On the de Rham and p-adic realizations of the Elliptic Polylogarithm for CM elliptic curves

TL;DR

This paper provides explicit descriptions of de Rham and p-adic elliptic polylogarithms for CM elliptic curves, linking their specializations to p-adic Eisenstein-Kronecker numbers and extending previous complex-analytic results.

Contribution

It introduces a new explicit framework for p-adic elliptic polylogarithms on CM elliptic curves, including supersingular cases, connecting them to Eisenstein-Kronecker numbers.

Findings

Explicit formulas for p-adic elliptic polylogarithms using Kronecker theta functions

Specializations at torsion points relate to p-adic Eisenstein-Kronecker numbers

Results hold even for supersingular reduction at p

Abstract

In this paper, we give an explicit description of the de Rham and p-adic polylogarithms for elliptic curves using the Kronecker theta function.

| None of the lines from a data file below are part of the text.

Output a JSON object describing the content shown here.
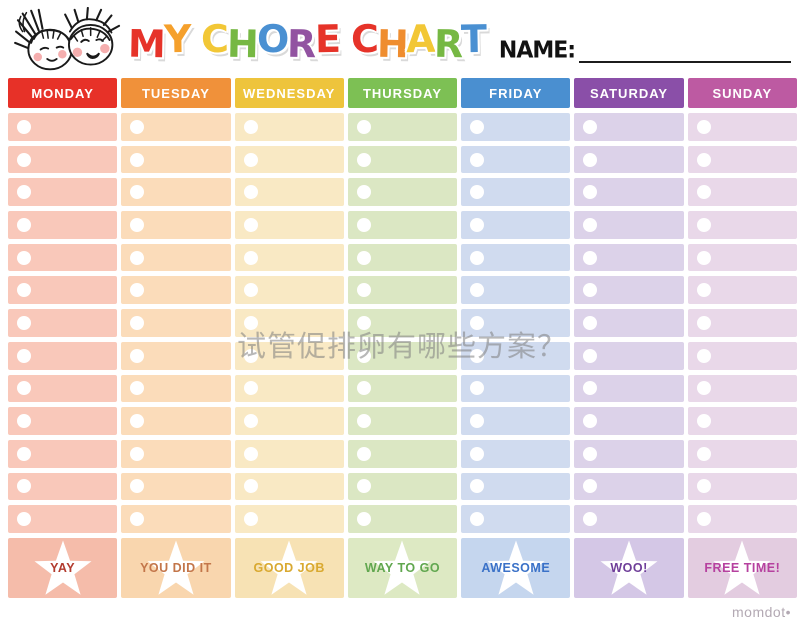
{
  "header": {
    "kids_icon": "two-kids-faces-doodle",
    "title_text": "MY CHORE CHART",
    "title_letters": [
      {
        "ch": "M",
        "color": "#e63329"
      },
      {
        "ch": "Y",
        "color": "#f5a02c"
      },
      {
        "ch": " "
      },
      {
        "ch": "C",
        "color": "#f2c736"
      },
      {
        "ch": "H",
        "color": "#76b843"
      },
      {
        "ch": "O",
        "color": "#4a90d2"
      },
      {
        "ch": "R",
        "color": "#9253a1"
      },
      {
        "ch": "E",
        "color": "#e63329"
      },
      {
        "ch": " "
      },
      {
        "ch": "C",
        "color": "#e63329"
      },
      {
        "ch": "H",
        "color": "#ef8d2f"
      },
      {
        "ch": "A",
        "color": "#f2c736"
      },
      {
        "ch": "R",
        "color": "#76b843"
      },
      {
        "ch": "T",
        "color": "#4a90d2"
      }
    ],
    "name_label": "NAME:",
    "name_value": ""
  },
  "chart": {
    "rows_per_column": 13,
    "star_color": "#ffffff",
    "days": [
      {
        "label": "MONDAY",
        "header_color": "#e73128",
        "cell_color": "#f9c8ba",
        "footer_color": "#f5bcaa",
        "phrase": "YAY",
        "phrase_color": "#b23b2e"
      },
      {
        "label": "TUESDAY",
        "header_color": "#f0913a",
        "cell_color": "#fbdcba",
        "footer_color": "#f9d6ae",
        "phrase": "YOU DID IT",
        "phrase_color": "#c3764a"
      },
      {
        "label": "WEDNESDAY",
        "header_color": "#eec43c",
        "cell_color": "#f9e9c4",
        "footer_color": "#f7e2b4",
        "phrase": "GOOD JOB",
        "phrase_color": "#d9a930"
      },
      {
        "label": "THURSDAY",
        "header_color": "#7dc054",
        "cell_color": "#dbe7c3",
        "footer_color": "#dde9c3",
        "phrase": "WAY TO GO",
        "phrase_color": "#61a74f"
      },
      {
        "label": "FRIDAY",
        "header_color": "#4a8fd0",
        "cell_color": "#d0dbef",
        "footer_color": "#c5d6ee",
        "phrase": "AWESOME",
        "phrase_color": "#3b72c8"
      },
      {
        "label": "SATURDAY",
        "header_color": "#8a4fa8",
        "cell_color": "#dcd2e9",
        "footer_color": "#d4c7e6",
        "phrase": "WOO!",
        "phrase_color": "#6f3e99"
      },
      {
        "label": "SUNDAY",
        "header_color": "#bd5aa2",
        "cell_color": "#e9d8e9",
        "footer_color": "#e3cce0",
        "phrase": "FREE TIME!",
        "phrase_color": "#b6419f"
      }
    ]
  },
  "watermark": {
    "text": "试管促排卵有哪些方案？"
  },
  "footer_brand": "momdot•"
}
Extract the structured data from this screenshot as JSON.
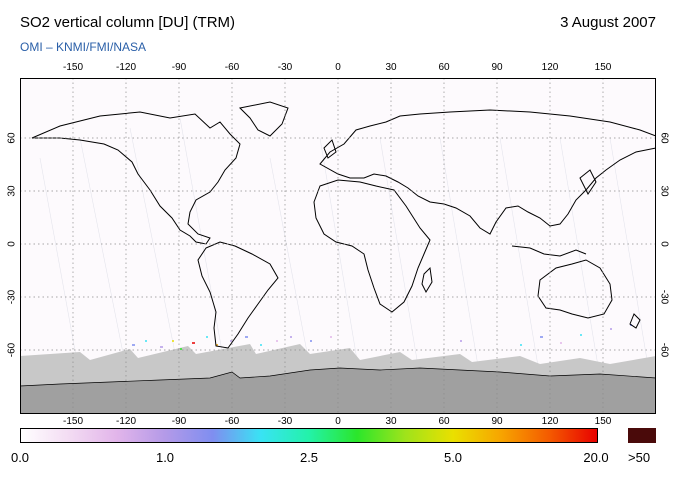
{
  "header": {
    "title": "SO2 vertical column [DU] (TRM)",
    "date": "3 August 2007",
    "credit": "OMI  –  KNMI/FMI/NASA"
  },
  "map": {
    "lon_ticks": [
      "-150",
      "-120",
      "-90",
      "-60",
      "-30",
      "0",
      "30",
      "60",
      "90",
      "120",
      "150"
    ],
    "lat_ticks": [
      "60",
      "30",
      "0",
      "-30",
      "-60"
    ],
    "colors": {
      "land_outline": "#000000",
      "no_data": "#c8c8c8",
      "antarctica": "#a0a0a0"
    }
  },
  "colorbar": {
    "labels": [
      "0.0",
      "1.0",
      "2.5",
      "5.0",
      "20.0"
    ],
    "over_label": ">50",
    "over_color": "#4a0a0a",
    "stops": [
      "#ffffff",
      "#f3dcf3",
      "#e2b5ea",
      "#b49ae8",
      "#7f8ef0",
      "#39e3f4",
      "#23f2a9",
      "#2be62b",
      "#9fe31b",
      "#eae000",
      "#f7a400",
      "#f45a00",
      "#e80000"
    ]
  }
}
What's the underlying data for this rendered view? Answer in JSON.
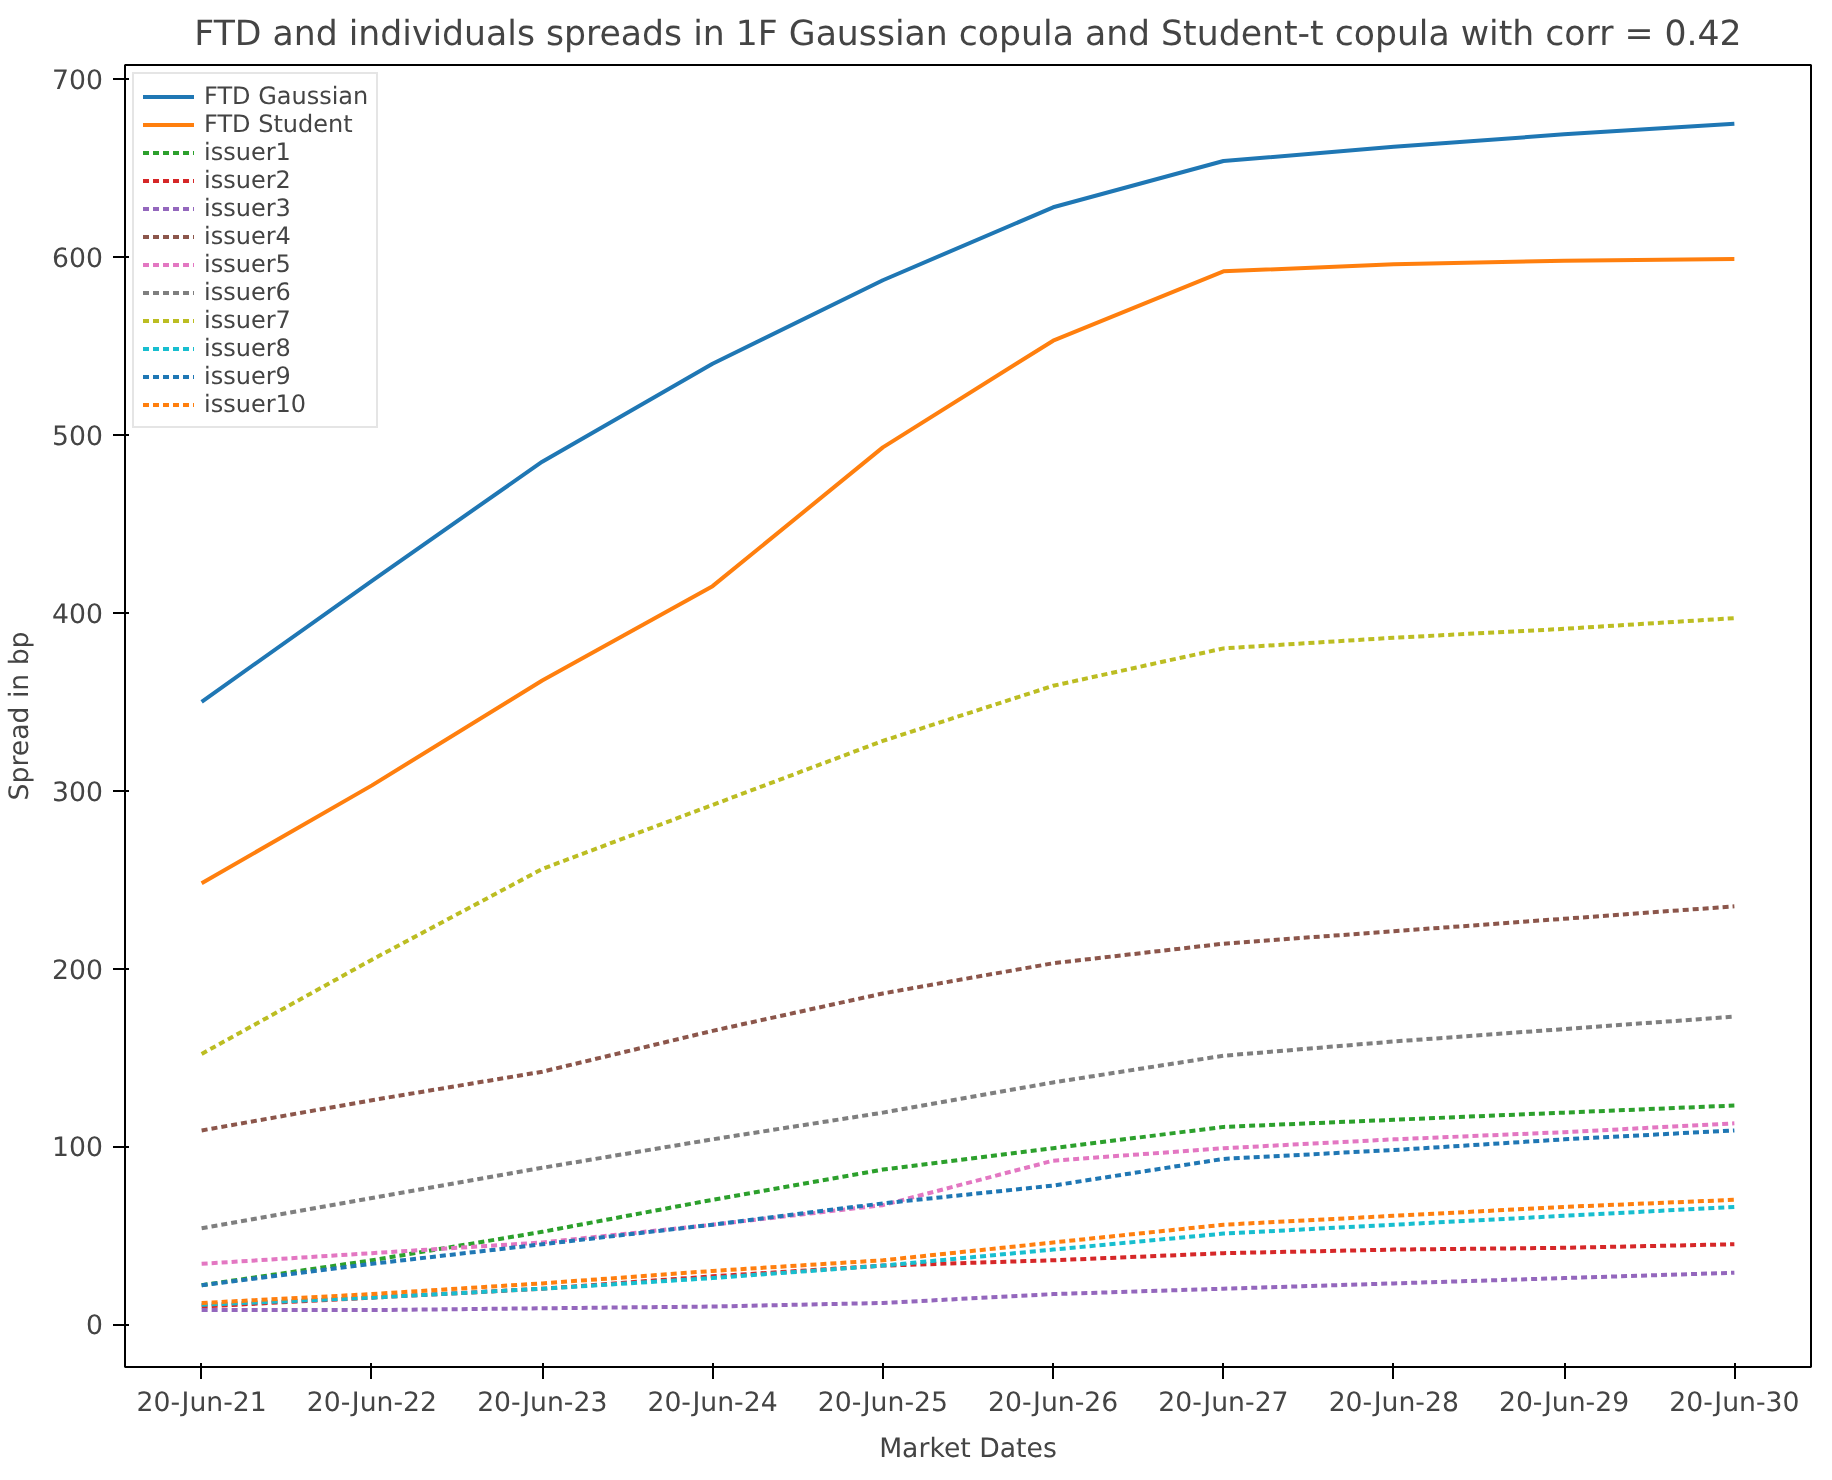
{
  "chart_data": {
    "type": "line",
    "title": "FTD and individuals spreads in 1F Gaussian copula and Student-t copula with corr = 0.42",
    "xlabel": "Market Dates",
    "ylabel": "Spread in bp",
    "categories": [
      "20-Jun-21",
      "20-Jun-22",
      "20-Jun-23",
      "20-Jun-24",
      "20-Jun-25",
      "20-Jun-26",
      "20-Jun-27",
      "20-Jun-28",
      "20-Jun-29",
      "20-Jun-30"
    ],
    "ylim": [
      -24,
      708
    ],
    "yticks": [
      0,
      100,
      200,
      300,
      400,
      500,
      600,
      700
    ],
    "grid": false,
    "legend": "top left",
    "marker": "none",
    "series": [
      {
        "name": "FTD Gaussian",
        "color": "#1f77b4",
        "line_style": "solid",
        "values": [
          350,
          418,
          485,
          540,
          587,
          628,
          654,
          662,
          669,
          675
        ]
      },
      {
        "name": "FTD Student",
        "color": "#ff7f0e",
        "line_style": "solid",
        "values": [
          248,
          303,
          362,
          415,
          493,
          553,
          592,
          596,
          598,
          599
        ]
      },
      {
        "name": "issuer1",
        "color": "#2ca02c",
        "line_style": "dashed",
        "values": [
          22,
          36,
          52,
          70,
          87,
          99,
          111,
          115,
          119,
          123
        ]
      },
      {
        "name": "issuer2",
        "color": "#d62728",
        "line_style": "dashed",
        "values": [
          10,
          15,
          20,
          27,
          33,
          36,
          40,
          42,
          43,
          45
        ]
      },
      {
        "name": "issuer3",
        "color": "#9467bd",
        "line_style": "dashed",
        "values": [
          8,
          8,
          9,
          10,
          12,
          17,
          20,
          23,
          26,
          29
        ]
      },
      {
        "name": "issuer4",
        "color": "#8c564b",
        "line_style": "dashed",
        "values": [
          109,
          126,
          142,
          165,
          186,
          203,
          214,
          221,
          228,
          235
        ]
      },
      {
        "name": "issuer5",
        "color": "#e377c2",
        "line_style": "dashed",
        "values": [
          34,
          40,
          46,
          56,
          67,
          92,
          99,
          104,
          108,
          113
        ]
      },
      {
        "name": "issuer6",
        "color": "#7f7f7f",
        "line_style": "dashed",
        "values": [
          54,
          71,
          88,
          104,
          119,
          136,
          151,
          159,
          166,
          173
        ]
      },
      {
        "name": "issuer7",
        "color": "#bcbd22",
        "line_style": "dashed",
        "values": [
          152,
          205,
          256,
          292,
          328,
          359,
          380,
          386,
          391,
          397
        ]
      },
      {
        "name": "issuer8",
        "color": "#17becf",
        "line_style": "dashed",
        "values": [
          11,
          15,
          20,
          26,
          33,
          42,
          51,
          56,
          61,
          66
        ]
      },
      {
        "name": "issuer9",
        "color": "#1f77b4",
        "line_style": "dashed",
        "values": [
          22,
          34,
          45,
          56,
          68,
          78,
          93,
          98,
          104,
          109
        ]
      },
      {
        "name": "issuer10",
        "color": "#ff7f0e",
        "line_style": "dashed",
        "values": [
          12,
          17,
          23,
          30,
          36,
          46,
          56,
          61,
          66,
          70
        ]
      }
    ]
  }
}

We prove in particular that when the elliptic curve has complex multiplication and good reduction at p, then the specializations to torsion points of the p-adic elliptic polylogarithm are related to p-adic Eisenstein-Kronecker numbers, proving a p-adic analogue of the result of Beilinson and Levin expressing the complex elliptic polylogarithm in terms of Eisenstein-Kronecker-Lerch series. Our result is valid even if the elliptic curve has supersingular reduction at p.